The Delmarva Peninsula, or simply Delmarva, is a peninsula on the East Coast of the United States, occupied by the majority of the state of Delaware and parts of the Eastern Shore of Maryland and Eastern Shore of Virginia.

The peninsula is 170 miles (274 km) long. In width, it ranges from 70 miles (113 km) near its center, to 12 miles (19 km) at the isthmus on its northern edge, to less near its southern tip of Cape Charles. It is bordered by the Chesapeake Bay on the west, Pocomoke Sound on the southwest, and the Delaware River, Delaware Bay, and the Atlantic Ocean on the east.

The population of the twelve counties entirely on the peninsula totaled 818,014 people as of the 2020 census.

Delmarva Peninsula
Olivier Hammam · CC BY-SA 3.0 via Wikimedia Commons

Etymology

In older sources, the peninsula between Delaware Bay and Chesapeake Bay was variously known as the Delaware and Chesapeake Peninsula or simply the Chesapeake Peninsula. This term derives from the Chesapeake people, Native Americans who called their home K'che-sepi-ack, which translates as "country on a great river." The Chesapeake were victims of a genocide carried out by the Powhatan sometime before the arrival of the English at Jamestown in 1607.

[It is] not long since that his priests told him how that from the Chesapeack Bay a nation should arise which should dissolve and give end to his empire, for which, not many yeares since (perplext with this divelish oracle, and divers understanding thereof), according to the ancyent and gentile customs, he destroyed and put to sword all such who might lye under any doubtful construccion of the said prophesie, as all the inhabitants, the weroance and his subjects of that province, and so remaine all the Chessiopeians at this daye, and for this cause, extinct.

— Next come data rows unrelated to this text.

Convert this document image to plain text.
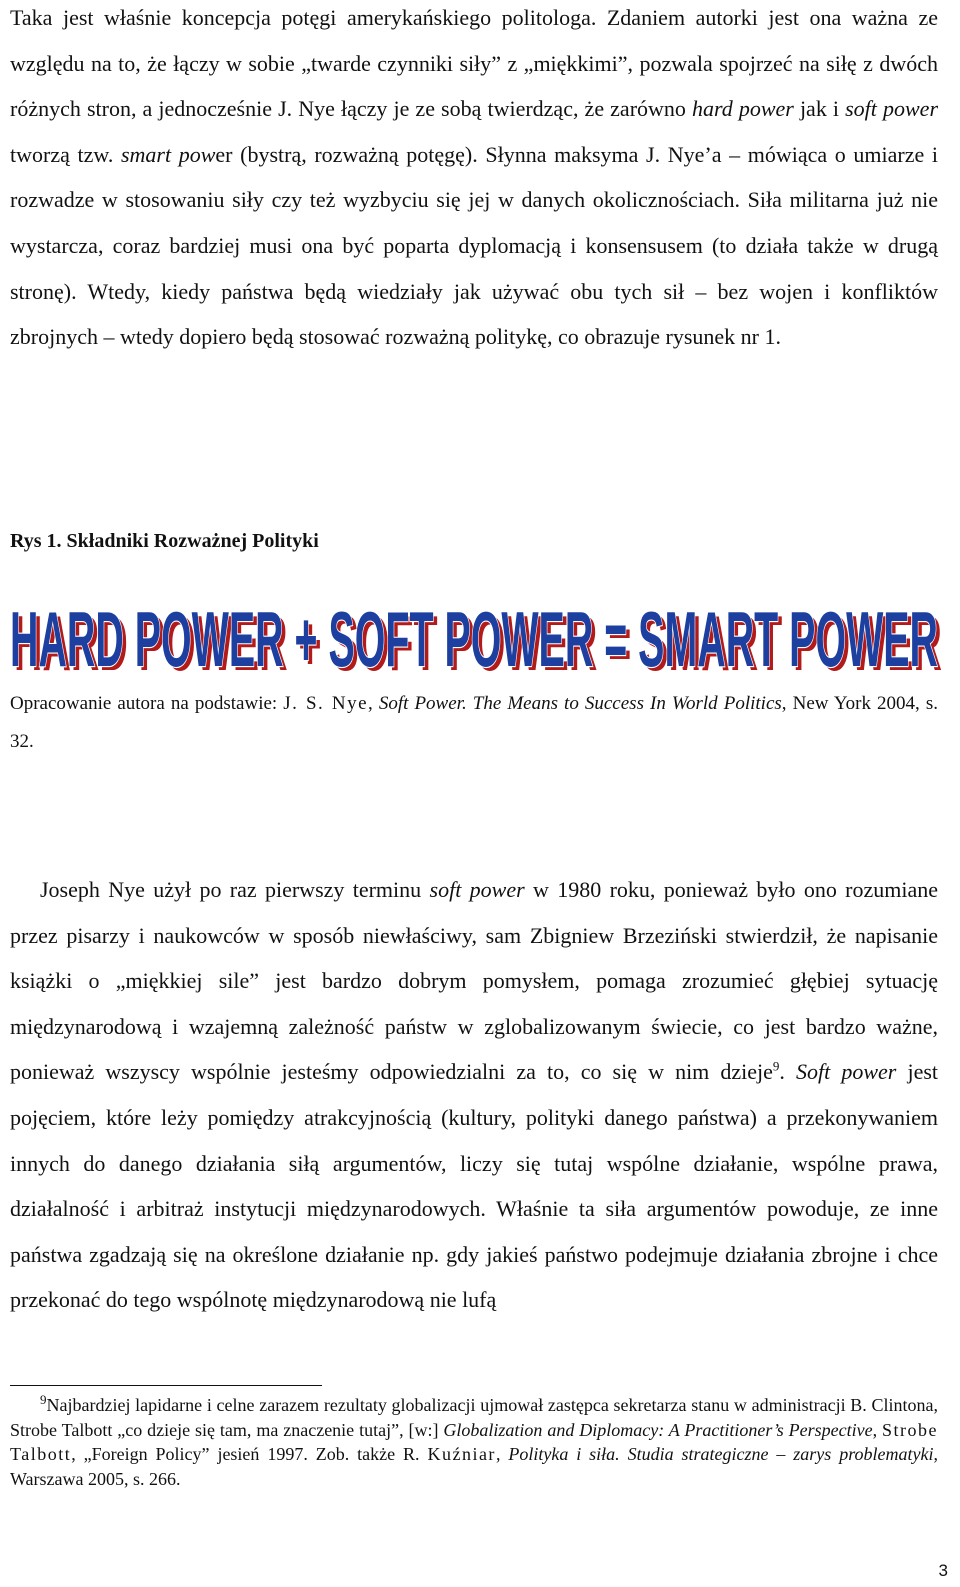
Taka jest właśnie koncepcja potęgi amerykańskiego politologa. Zdaniem autorki jest ona ważna ze względu na to, że łączy w sobie „twarde czynniki siły” z „miękkimi”, pozwala spojrzeć na siłę z dwóch różnych stron, a jednocześnie J. Nye łączy je ze sobą twierdząc, że zarówno hard power jak i soft power tworzą tzw. smart power (bystrą, rozważną potęgę). Słynna maksyma J. Nye’a – mówiąca o umiarze i rozwadze w stosowaniu siły czy też wyzbyciu się jej w danych okolicznościach. Siła militarna już nie wystarcza, coraz bardziej musi ona być poparta dyplomacją i konsensusem (to działa także w drugą stronę). Wtedy, kiedy państwa będą wiedziały jak używać obu tych sił – bez wojen i konfliktów zbrojnych – wtedy dopiero będą stosować rozważną politykę, co obrazuje rysunek nr 1.

Rys 1. Składniki Rozważnej Polityki
HARD POWER + SOFT POWER = SMART POWER
HARD POWER + SOFT POWER = SMART POWER

Opracowanie autora na podstawie: J. S. Nye, Soft Power. The Means to Success In World Politics, New York 2004, s. 32.

Joseph Nye użył po raz pierwszy terminu soft power w 1980 roku, ponieważ było ono rozumiane przez pisarzy i naukowców w sposób niewłaściwy, sam Zbigniew Brzeziński stwierdził, że napisanie książki o „miękkiej sile” jest bardzo dobrym pomysłem, pomaga zrozumieć głębiej sytuację międzynarodową i wzajemną zależność państw w zglobalizowanym świecie, co jest bardzo ważne, ponieważ wszyscy wspólnie jesteśmy odpowiedzialni za to, co się w nim dzieje$^9$. Soft power jest pojęciem, które leży pomiędzy atrakcyjnością (kultury, polityki danego państwa) a przekonywaniem innych do danego działania siłą argumentów, liczy się tutaj wspólne działanie, wspólne prawa, działalność i arbitraż instytucji międzynarodowych. Właśnie ta siła argumentów powoduje, ze inne państwa zgadzają się na określone działanie np. gdy jakieś państwo podejmuje działania zbrojne i chce przekonać do tego wspólnotę międzynarodową nie lufą

$^9$Najbardziej lapidarne i celne zarazem rezultaty globalizacji ujmował zastępca sekretarza stanu w administracji B. Clintona, Strobe Talbott „co dzieje się tam, ma znaczenie tutaj”, [w:] Globalization and Diplomacy: A Practitioner’s Perspective, Strobe Talbott, „Foreign Policy” jesień 1997. Zob. także R. Kuźniar, Polityka i siła. Studia strategiczne – zarys problematyki, Warszawa 2005, s. 266.

3
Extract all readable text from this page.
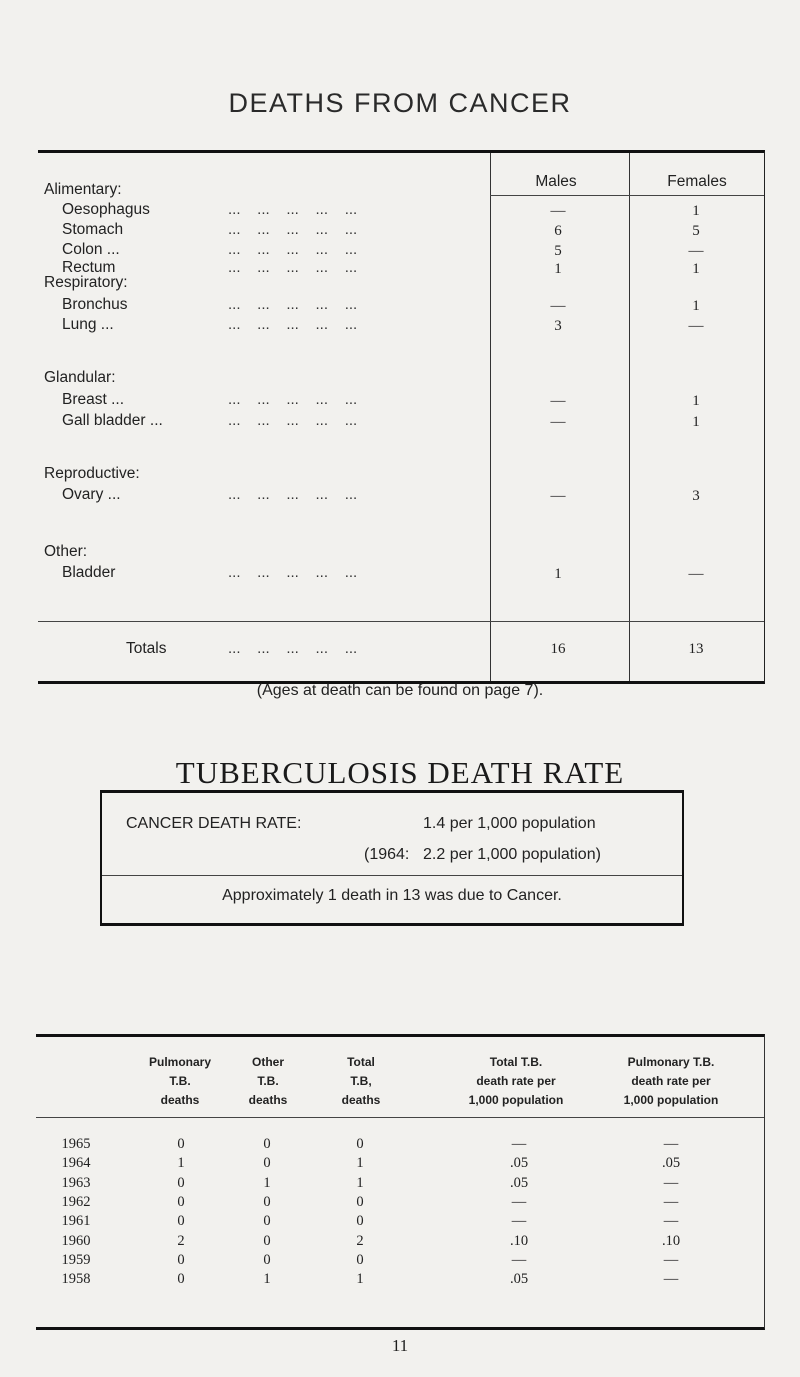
DEATHS FROM CANCER
Males	Females
Alimentary:
Oesophagus	...    ...    ...    ...    ...	—	1
Stomach	...    ...    ...    ...    ...	6	5
Colon ...	...    ...    ...    ...    ...	5	—
Rectum	...    ...    ...    ...    ...	1	1
Respiratory:
Bronchus	...    ...    ...    ...    ...	—	1
Lung ...	...    ...    ...    ...    ...	3	—
Glandular:
Breast ...	...    ...    ...    ...    ...	—	1
Gall bladder ...	...    ...    ...    ...    ...	—	1
Reproductive:
Ovary ...	...    ...    ...    ...    ...	—	3
Other:
Bladder	...    ...    ...    ...    ...	1	—
Totals	...    ...    ...    ...    ...	16	13
(Ages at death can be found on page 7).
CANCER DEATH RATE:	1.4 per 1,000 population
(1964: 2.2 per 1,000 population)
Approximately 1 death in 13 was due to Cancer.
TUBERCULOSIS DEATH RATE
Pulmonary
T.B.
deaths
Other
T.B.
deaths
Total
T.B,
deaths
Total T.B.
death rate per
1,000 population
Pulmonary T.B.
death rate per
1,000 population
1965	0	0	0	—	—
1964	1	0	1	.05	.05
1963	0	1	1	.05	—
1962	0	0	0	—	—
1961	0	0	0	—	—
1960	2	0	2	.10	.10
1959	0	0	0	—	—
1958	0	1	1	.05	—
11
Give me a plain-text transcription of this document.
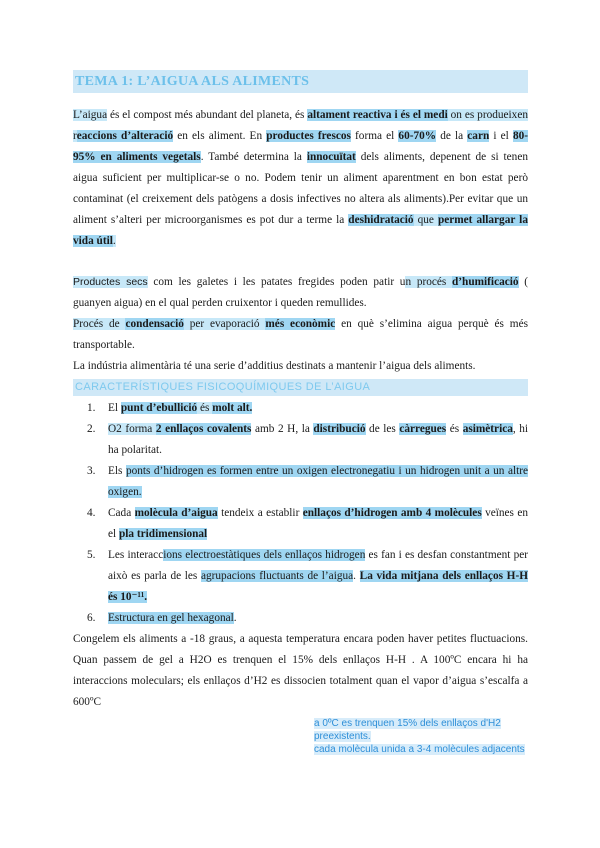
TEMA 1: L’AIGUA ALS ALIMENTS

L’aigua és el compost més abundant del planeta, és altament reactiva i és el medi on es produeixen reaccions d’alteració en els aliment. En productes frescos forma el 60-70% de la carn i el 80-95% en aliments vegetals. També determina la innocuïtat dels aliments, depenent de si tenen aigua suficient per multiplicar-se o no. Podem tenir un aliment aparentment en bon estat però contaminat (el creixement dels patògens a dosis infectives no altera als aliments).Per evitar que un aliment s’alteri per microorganismes es pot dur a terme la deshidratació que permet allargar la vida útil.

Productes secs com les galetes i les patates fregides poden patir un procés d’humificació ( guanyen aigua) en el qual perden cruixentor i queden remullides.

Procés de condensació per evaporació més econòmic en què s’elimina aigua perquè és més transportable.

La indústria alimentària té una serie d’additius destinats a mantenir l’aigua dels aliments.

CARACTERÍSTIQUES FISICOQUÍMIQUES DE L’AIGUA
1. El punt d’ebullició és molt alt.
2. O2 forma 2 enllaços covalents amb 2 H, la distribució de les càrregues és asimètrica, hi ha polaritat.
3. Els ponts d’hidrogen es formen entre un oxigen electronegatiu i un hidrogen unit a un altre oxigen.
4. Cada molècula d’aigua tendeix a establir enllaços d’hidrogen amb 4 molècules veïnes en el pla tridimensional
5. Les interaccions electroestàtiques dels enllaços hidrogen es fan i es desfan constantment per això es parla de les agrupacions fluctuants de l’aigua. La vida mitjana dels enllaços H-H és 10⁻¹¹.
6. Estructura en gel hexagonal.

Congelem els aliments a -18 graus, a aquesta temperatura encara poden haver petites fluctuacions. Quan passem de gel a H2O es trenquen el 15% dels enllaços H-H . A 100ºC encara hi ha interaccions moleculars; els enllaços d’H2 es dissocien totalment quan el vapor d’aigua s’escalfa a 600ºC

a 0ºC es trenquen 15% dels enllaços d'H2
preexistents.
cada molècula unida a 3-4 molècules adjacents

The toponym Delmarva is a clipped compound of Delaware, Maryland, and Virginia (abbreviated Va.), which in turn was modeled after Delmar, a border town named after Delaware and Maryland. While Delmar was founded and named in 1859, the earliest uses of the name Delmarva occurred several years later (for example on February 10, 1877, in The Middletown Transcript newspaper in Middletown, Delaware) and appear to have been commercial and booster-driven; for example, the Delmarva Heat, Light, and Refrigerating Corp. of Chincoteague, Virginia, was in existence by 1913—but general use of the term did not occur until the 1920s.